Mieszkańcy Kościerzyny i przedstawiciele klubów sportowych przywitali na rynku olimpijkę Weronikę Lizakowską. Sportsmenka nie zdobyła medalu w Paryżu, ale pobiła po 24 latach rekord Polski w biegu na 1500 metrów.
Dawid Jereczek, burmistrz Kościerzyny, podkreślił, że razem z mieszkańcami chcieli podziękować, pogratulować oraz wyrazić to, że rozpiera ich duma.

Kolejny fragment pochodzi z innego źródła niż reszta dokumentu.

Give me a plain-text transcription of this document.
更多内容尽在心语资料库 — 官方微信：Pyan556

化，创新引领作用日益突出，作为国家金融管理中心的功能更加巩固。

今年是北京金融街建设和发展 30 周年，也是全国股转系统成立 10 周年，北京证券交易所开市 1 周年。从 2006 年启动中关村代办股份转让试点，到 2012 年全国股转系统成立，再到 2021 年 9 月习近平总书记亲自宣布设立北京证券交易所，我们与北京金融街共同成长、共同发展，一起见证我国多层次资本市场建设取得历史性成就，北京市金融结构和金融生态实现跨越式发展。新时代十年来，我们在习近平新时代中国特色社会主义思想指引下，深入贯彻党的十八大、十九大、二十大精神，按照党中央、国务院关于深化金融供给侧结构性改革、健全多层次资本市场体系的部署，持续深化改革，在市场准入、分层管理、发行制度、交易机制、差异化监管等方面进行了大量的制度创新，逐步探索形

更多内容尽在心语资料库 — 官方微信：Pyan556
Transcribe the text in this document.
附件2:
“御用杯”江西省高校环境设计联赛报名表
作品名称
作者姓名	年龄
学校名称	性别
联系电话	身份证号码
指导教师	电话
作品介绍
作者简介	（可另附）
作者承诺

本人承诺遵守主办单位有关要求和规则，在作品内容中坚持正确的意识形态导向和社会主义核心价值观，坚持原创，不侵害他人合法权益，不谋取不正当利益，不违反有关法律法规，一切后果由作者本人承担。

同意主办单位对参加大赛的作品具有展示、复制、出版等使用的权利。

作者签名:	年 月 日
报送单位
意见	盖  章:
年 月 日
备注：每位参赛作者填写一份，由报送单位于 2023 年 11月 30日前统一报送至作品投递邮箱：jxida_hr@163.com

– Córka ziemi kościerskiej, córka Kościerzyny, która w półfinale igrzysk olimpijskich w biegu na 1500 metrów pobiła rekord Polski po 24 latach z czasem 3:57:31. Jest to niebywałe wydarzenie, wszyscy tutaj z Weroniki jesteśmy dumni, dlatego – jak widać – całe mnóstwo kościerzaków przyszło tutaj ją powitać. Zagwarantowała nam solidne, pozytywne emocje na tych igrzyskach – tłumaczył.

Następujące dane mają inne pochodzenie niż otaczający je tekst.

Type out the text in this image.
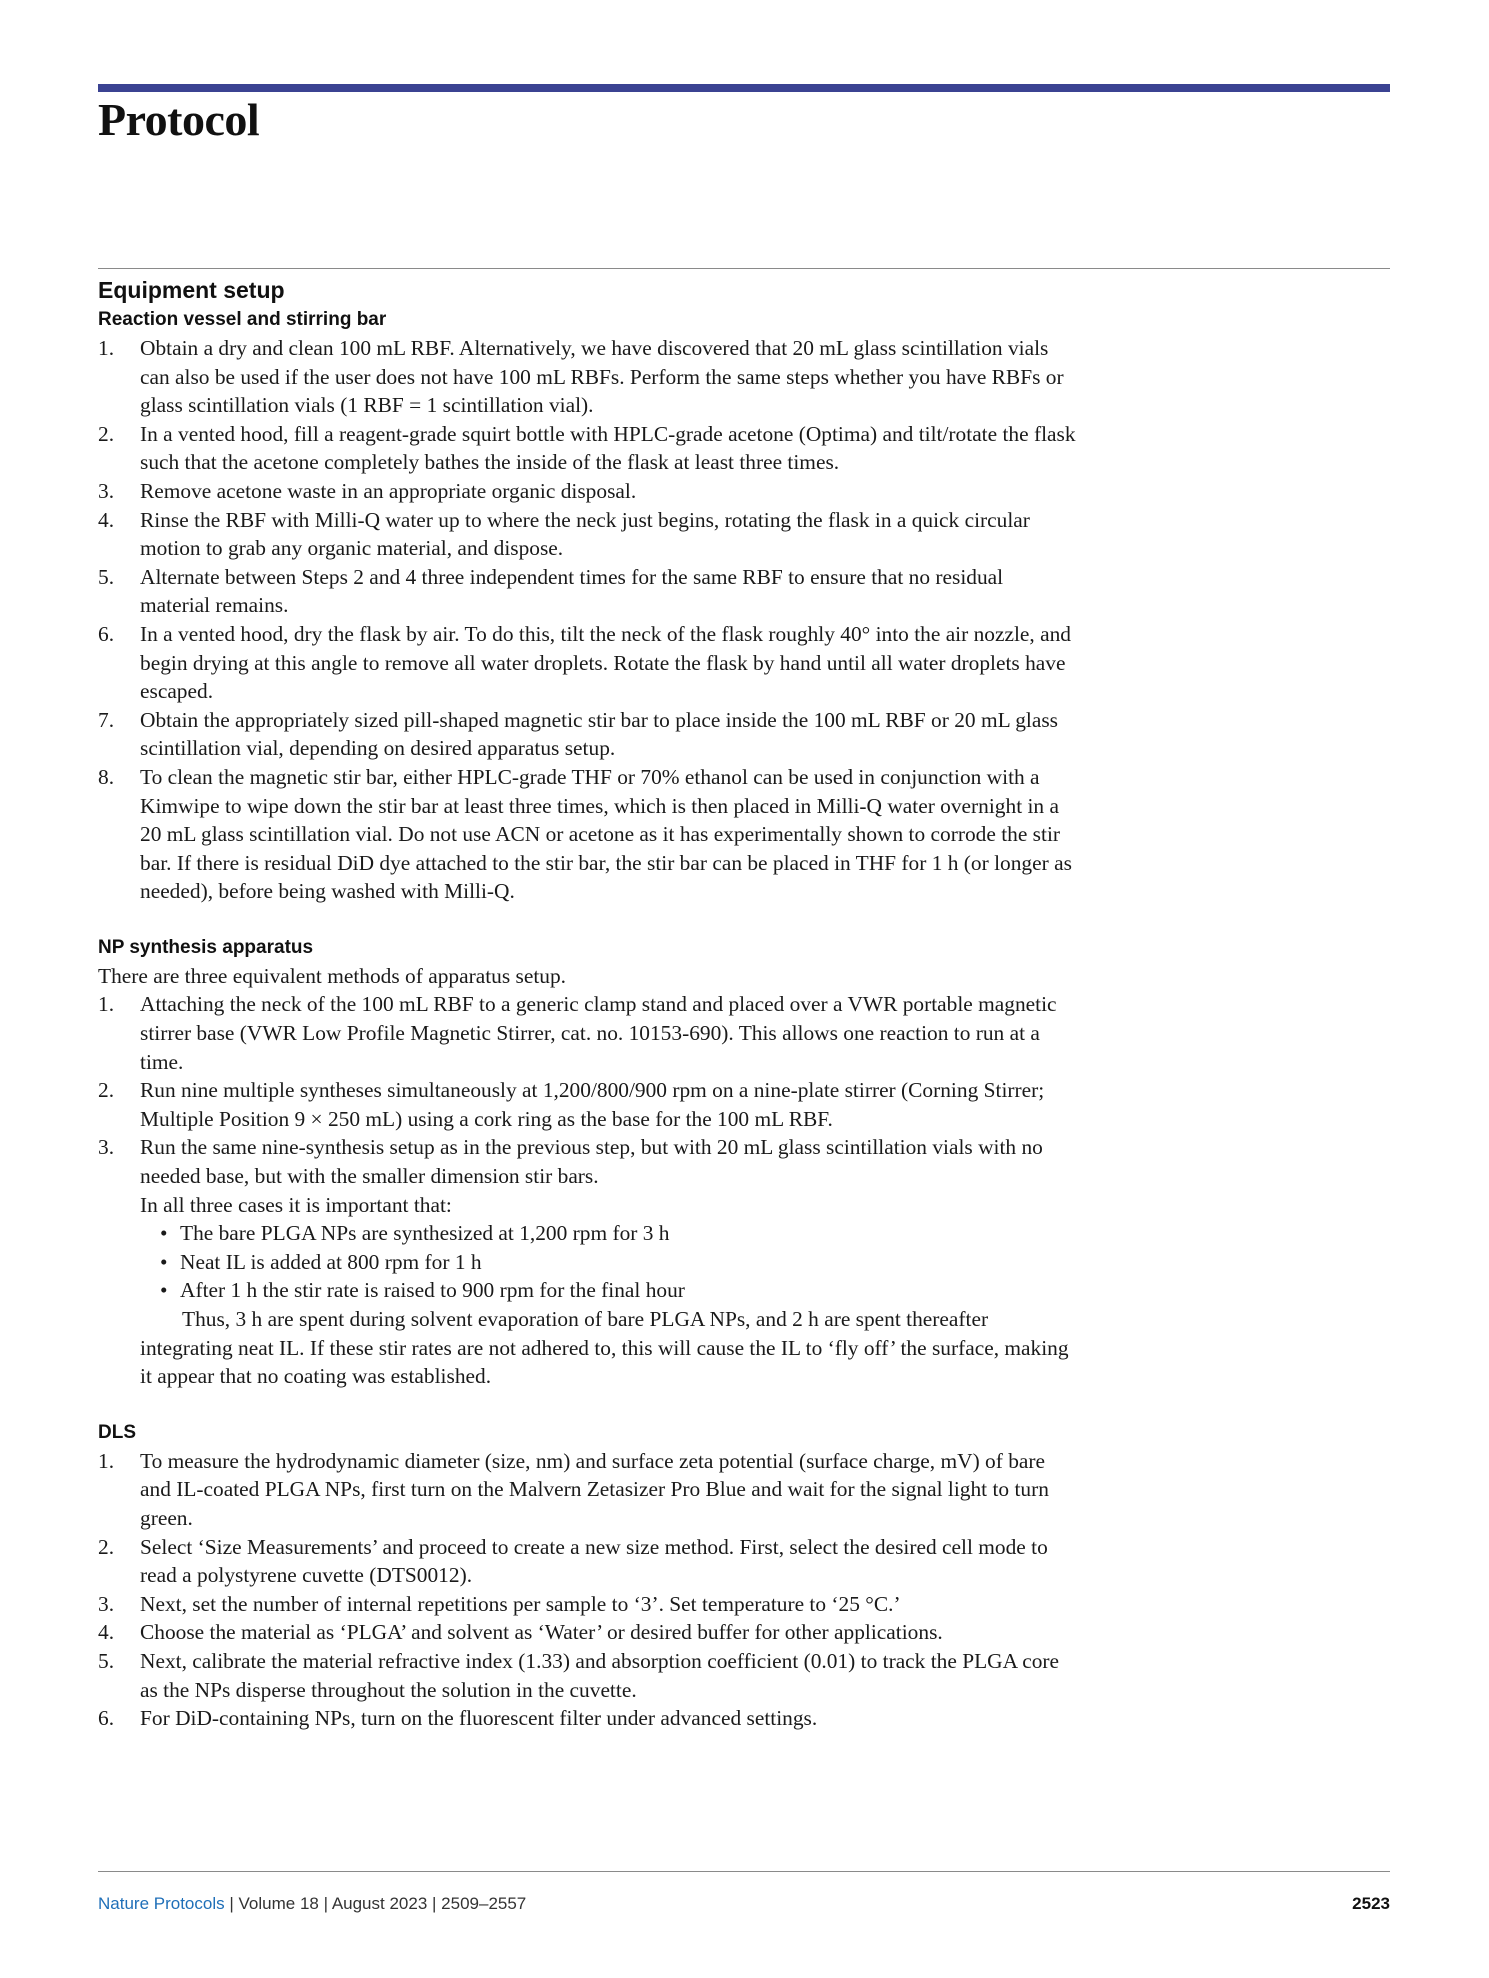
Protocol
Equipment setup
Reaction vessel and stirring bar
1. Obtain a dry and clean 100 mL RBF. Alternatively, we have discovered that 20 mL glass scintillation vials can also be used if the user does not have 100 mL RBFs. Perform the same steps whether you have RBFs or glass scintillation vials (1 RBF = 1 scintillation vial).
2. In a vented hood, fill a reagent-grade squirt bottle with HPLC-grade acetone (Optima) and tilt/rotate the flask such that the acetone completely bathes the inside of the flask at least three times.
3. Remove acetone waste in an appropriate organic disposal.
4. Rinse the RBF with Milli-Q water up to where the neck just begins, rotating the flask in a quick circular motion to grab any organic material, and dispose.
5. Alternate between Steps 2 and 4 three independent times for the same RBF to ensure that no residual material remains.
6. In a vented hood, dry the flask by air. To do this, tilt the neck of the flask roughly 40° into the air nozzle, and begin drying at this angle to remove all water droplets. Rotate the flask by hand until all water droplets have escaped.
7. Obtain the appropriately sized pill-shaped magnetic stir bar to place inside the 100 mL RBF or 20 mL glass scintillation vial, depending on desired apparatus setup.
8. To clean the magnetic stir bar, either HPLC-grade THF or 70% ethanol can be used in conjunction with a Kimwipe to wipe down the stir bar at least three times, which is then placed in Milli-Q water overnight in a 20 mL glass scintillation vial. Do not use ACN or acetone as it has experimentally shown to corrode the stir bar. If there is residual DiD dye attached to the stir bar, the stir bar can be placed in THF for 1 h (or longer as needed), before being washed with Milli-Q.
NP synthesis apparatus

There are three equivalent methods of apparatus setup.

1. Attaching the neck of the 100 mL RBF to a generic clamp stand and placed over a VWR portable magnetic stirrer base (VWR Low Profile Magnetic Stirrer, cat. no. 10153-690). This allows one reaction to run at a time.
2. Run nine multiple syntheses simultaneously at 1,200/800/900 rpm on a nine-plate stirrer (Corning Stirrer; Multiple Position 9 × 250 mL) using a cork ring as the base for the 100 mL RBF.
3. Run the same nine-synthesis setup as in the previous step, but with 20 mL glass scintillation vials with no needed base, but with the smaller dimension stir bars.

In all three cases it is important that:

• The bare PLGA NPs are synthesized at 1,200 rpm for 3 h
• Neat IL is added at 800 rpm for 1 h
• After 1 h the stir rate is raised to 900 rpm for the final hour

Thus, 3 h are spent during solvent evaporation of bare PLGA NPs, and 2 h are spent thereafter integrating neat IL. If these stir rates are not adhered to, this will cause the IL to ‘fly off’ the surface, making it appear that no coating was established.

DLS
1. To measure the hydrodynamic diameter (size, nm) and surface zeta potential (surface charge, mV) of bare and IL-coated PLGA NPs, first turn on the Malvern Zetasizer Pro Blue and wait for the signal light to turn green.
2. Select ‘Size Measurements’ and proceed to create a new size method. First, select the desired cell mode to read a polystyrene cuvette (DTS0012).
3. Next, set the number of internal repetitions per sample to ‘3’. Set temperature to ‘25 °C.’
4. Choose the material as ‘PLGA’ and solvent as ‘Water’ or desired buffer for other applications.
5. Next, calibrate the material refractive index (1.33) and absorption coefficient (0.01) to track the PLGA core as the NPs disperse throughout the solution in the cuvette.
6. For DiD-containing NPs, turn on the fluorescent filter under advanced settings.
Nature Protocols | Volume 18 | August 2023 | 2509–2557	2523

– Jestem pod ogromnym wrażeniem, jestem w szoku, że tyle osób przyszło i tak serdecznie mnie przywitało. Bardzo wszystkim dziękuję za to, że tak mnie wspierali przez cały ten okres – mówiła Weronika Lizakowska, rekordzistka Polski w biegu na 1500 metrów.
Podczas uroczystości przedstawiciele władz miasta wręczyli olimpijce nagrodę w wysokości 10 tysięcy złotych. Rekordzistkę Polski na rynku w Kościerzynie witało około 300 osób.